Ahmet Poyrazoğlu, 10 Haziran 1951 tarihinde Erciş’te doğmuştur. Babasının adı Enver, annesinin adı Güllü’dür. Baba tarafı, Barak Türkmenlerinin Poyrazoğulları aşiretindendir. Erciş’te Ahmet Poyrazoğlu’nun ailesine, büyükbabaları Boyraz Ağalar nedeniyle “Boyrazlar/Poyrazlar” denilmektedir; ancak ailenin asıl soyadı Coşkun’dur. Âşığın anne tarafı da Ercişlidir. Âşığın biri kız, altısı erkek olmak üzere yedi kardeşi vardır (Aksoy 2014: 13-14). Poyrazoğlu, babasının kendisini bahçelerinde çalıştırması nedeniyle ancak sekiz yaşında ilkokula başlayabilir. İlkokulu o zamanki adıyla Merkez İlkokulunda okur. 1964’te Erciş Ortaokulunda öğrenim görmeye başlar. Ortaokulu bitirdikten sonra Erciş Lisesine gider. Liseden sonra 1970’te dışarıdan Alparslan Öğretmen Okulunun fark derslerine girer. Böylece 1971’de öğretmen okulunu bitirerek aynı yıl Gürpınar İlkokulunda sınıf öğretmeni olarak görevine başlar. İki yıl burada görev yaptıktan sonra Doluca Köyü İlkokuluna asker öğretmen olarak atanır ve askerliğini burada tamamlar. Ardından Gürpınar İlkokuluna geri döner. Akabinde Erciş Atatürk İlkokuluna tayin olur (Aksoy 2014: 16-17).

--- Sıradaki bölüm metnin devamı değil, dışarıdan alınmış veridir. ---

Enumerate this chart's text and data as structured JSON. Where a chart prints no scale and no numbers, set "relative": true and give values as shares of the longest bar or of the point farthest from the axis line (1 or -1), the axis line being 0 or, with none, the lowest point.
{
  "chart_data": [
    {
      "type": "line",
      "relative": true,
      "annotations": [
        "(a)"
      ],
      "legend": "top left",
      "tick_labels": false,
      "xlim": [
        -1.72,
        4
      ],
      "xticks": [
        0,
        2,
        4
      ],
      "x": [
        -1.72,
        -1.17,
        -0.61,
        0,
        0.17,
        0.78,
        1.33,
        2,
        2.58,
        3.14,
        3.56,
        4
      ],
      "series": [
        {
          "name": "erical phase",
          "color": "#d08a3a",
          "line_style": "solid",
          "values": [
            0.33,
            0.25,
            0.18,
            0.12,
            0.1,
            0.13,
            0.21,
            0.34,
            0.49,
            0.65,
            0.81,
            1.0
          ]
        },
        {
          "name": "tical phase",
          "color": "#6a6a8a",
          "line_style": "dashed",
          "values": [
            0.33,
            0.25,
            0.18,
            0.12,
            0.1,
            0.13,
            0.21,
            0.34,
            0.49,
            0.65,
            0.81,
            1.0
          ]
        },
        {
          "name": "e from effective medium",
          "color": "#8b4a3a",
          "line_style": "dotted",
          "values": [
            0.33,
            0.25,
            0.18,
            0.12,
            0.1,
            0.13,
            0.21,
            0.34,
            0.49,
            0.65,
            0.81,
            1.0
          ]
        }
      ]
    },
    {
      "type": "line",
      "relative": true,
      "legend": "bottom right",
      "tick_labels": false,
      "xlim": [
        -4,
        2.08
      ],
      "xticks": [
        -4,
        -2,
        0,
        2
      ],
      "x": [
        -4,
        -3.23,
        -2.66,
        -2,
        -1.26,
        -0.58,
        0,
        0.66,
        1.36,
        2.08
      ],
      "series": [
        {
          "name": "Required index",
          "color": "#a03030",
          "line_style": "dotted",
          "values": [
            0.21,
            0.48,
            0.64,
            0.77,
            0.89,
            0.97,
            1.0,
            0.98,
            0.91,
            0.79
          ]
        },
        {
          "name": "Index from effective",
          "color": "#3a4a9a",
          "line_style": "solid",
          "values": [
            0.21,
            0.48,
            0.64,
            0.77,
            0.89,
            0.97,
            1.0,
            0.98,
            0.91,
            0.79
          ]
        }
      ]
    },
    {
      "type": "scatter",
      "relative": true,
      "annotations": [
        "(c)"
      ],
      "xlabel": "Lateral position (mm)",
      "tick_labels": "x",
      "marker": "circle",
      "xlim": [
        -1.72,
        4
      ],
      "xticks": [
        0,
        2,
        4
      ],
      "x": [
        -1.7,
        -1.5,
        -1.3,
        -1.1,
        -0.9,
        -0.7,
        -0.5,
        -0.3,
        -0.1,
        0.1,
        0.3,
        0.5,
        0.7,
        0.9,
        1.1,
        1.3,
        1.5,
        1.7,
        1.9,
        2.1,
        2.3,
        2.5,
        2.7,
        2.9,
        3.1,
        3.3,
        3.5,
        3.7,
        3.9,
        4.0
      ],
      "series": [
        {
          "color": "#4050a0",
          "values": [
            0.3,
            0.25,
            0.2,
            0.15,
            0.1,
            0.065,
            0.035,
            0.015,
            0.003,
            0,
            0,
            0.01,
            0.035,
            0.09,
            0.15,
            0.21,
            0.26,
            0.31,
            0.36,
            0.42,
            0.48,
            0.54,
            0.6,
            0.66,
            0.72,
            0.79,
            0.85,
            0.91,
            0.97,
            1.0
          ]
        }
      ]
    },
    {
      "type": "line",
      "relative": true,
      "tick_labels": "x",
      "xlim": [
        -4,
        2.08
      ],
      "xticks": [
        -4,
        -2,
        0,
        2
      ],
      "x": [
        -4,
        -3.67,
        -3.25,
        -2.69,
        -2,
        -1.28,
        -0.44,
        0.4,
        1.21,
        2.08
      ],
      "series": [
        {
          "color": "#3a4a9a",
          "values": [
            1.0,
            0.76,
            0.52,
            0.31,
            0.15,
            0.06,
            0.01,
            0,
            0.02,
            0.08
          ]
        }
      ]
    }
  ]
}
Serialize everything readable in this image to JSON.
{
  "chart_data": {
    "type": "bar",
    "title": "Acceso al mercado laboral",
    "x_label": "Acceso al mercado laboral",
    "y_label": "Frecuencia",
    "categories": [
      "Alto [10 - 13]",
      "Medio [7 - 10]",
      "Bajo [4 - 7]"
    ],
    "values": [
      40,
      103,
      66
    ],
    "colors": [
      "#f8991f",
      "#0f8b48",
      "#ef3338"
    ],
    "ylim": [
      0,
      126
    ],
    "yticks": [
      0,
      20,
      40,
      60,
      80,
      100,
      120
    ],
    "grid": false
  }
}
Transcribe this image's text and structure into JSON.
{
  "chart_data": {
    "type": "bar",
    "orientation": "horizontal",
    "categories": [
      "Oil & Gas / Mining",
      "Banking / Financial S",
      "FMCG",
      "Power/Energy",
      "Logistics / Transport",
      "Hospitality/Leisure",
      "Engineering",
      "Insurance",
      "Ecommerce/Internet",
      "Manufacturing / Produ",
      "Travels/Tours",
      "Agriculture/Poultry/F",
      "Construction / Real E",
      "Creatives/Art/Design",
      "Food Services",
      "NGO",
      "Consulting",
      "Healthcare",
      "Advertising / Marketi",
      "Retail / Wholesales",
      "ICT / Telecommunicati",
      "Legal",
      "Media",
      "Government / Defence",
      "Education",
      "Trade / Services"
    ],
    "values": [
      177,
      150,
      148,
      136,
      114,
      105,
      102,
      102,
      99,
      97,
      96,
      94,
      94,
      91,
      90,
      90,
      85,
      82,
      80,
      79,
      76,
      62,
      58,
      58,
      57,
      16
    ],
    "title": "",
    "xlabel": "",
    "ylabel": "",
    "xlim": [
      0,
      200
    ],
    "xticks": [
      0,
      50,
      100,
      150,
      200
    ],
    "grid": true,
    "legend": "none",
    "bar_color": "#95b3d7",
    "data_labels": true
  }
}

1975’te eşi Perihan Hanım’la Erciş’te tanışarak evlenir. Poyrazoğlu ve Perihan Hanım'ın bu evlilikten Esra Çiğdem ve Ozan Emrah adlı çocukları dünyaya gelir (Aksoy 2014: 17). 1985 yılında İstanbul’a, Zeytinburnu Bozkurt İlkokuluna tayin olur. Çünkü aynı yıl, kaset çıkartmak amacıyla firmalarla görüşmek için İstanbul’a birkaç defa gitmiştir. Kaset çalışmalarının kesintiye uğramaması için İstanbul’da yaşaması gerekmektedir. 1988’de Eskişehir Anadolu Üniversitesi Açık Öğretim Fakültesini dışarıdan okuyarak bitirir. 1996 yılında İstanbul Zeytinburnu Bozkurt İlkokulundan emekli olur (Aksoy 2014: 18). Öğretmenliği sırasında birçok festival, şenlik ve konsere katılır. Bunların yanında kaset çalışmaları vardır. Emekli olduktan sonra âşıklık sanatını icra etmeye devam eder.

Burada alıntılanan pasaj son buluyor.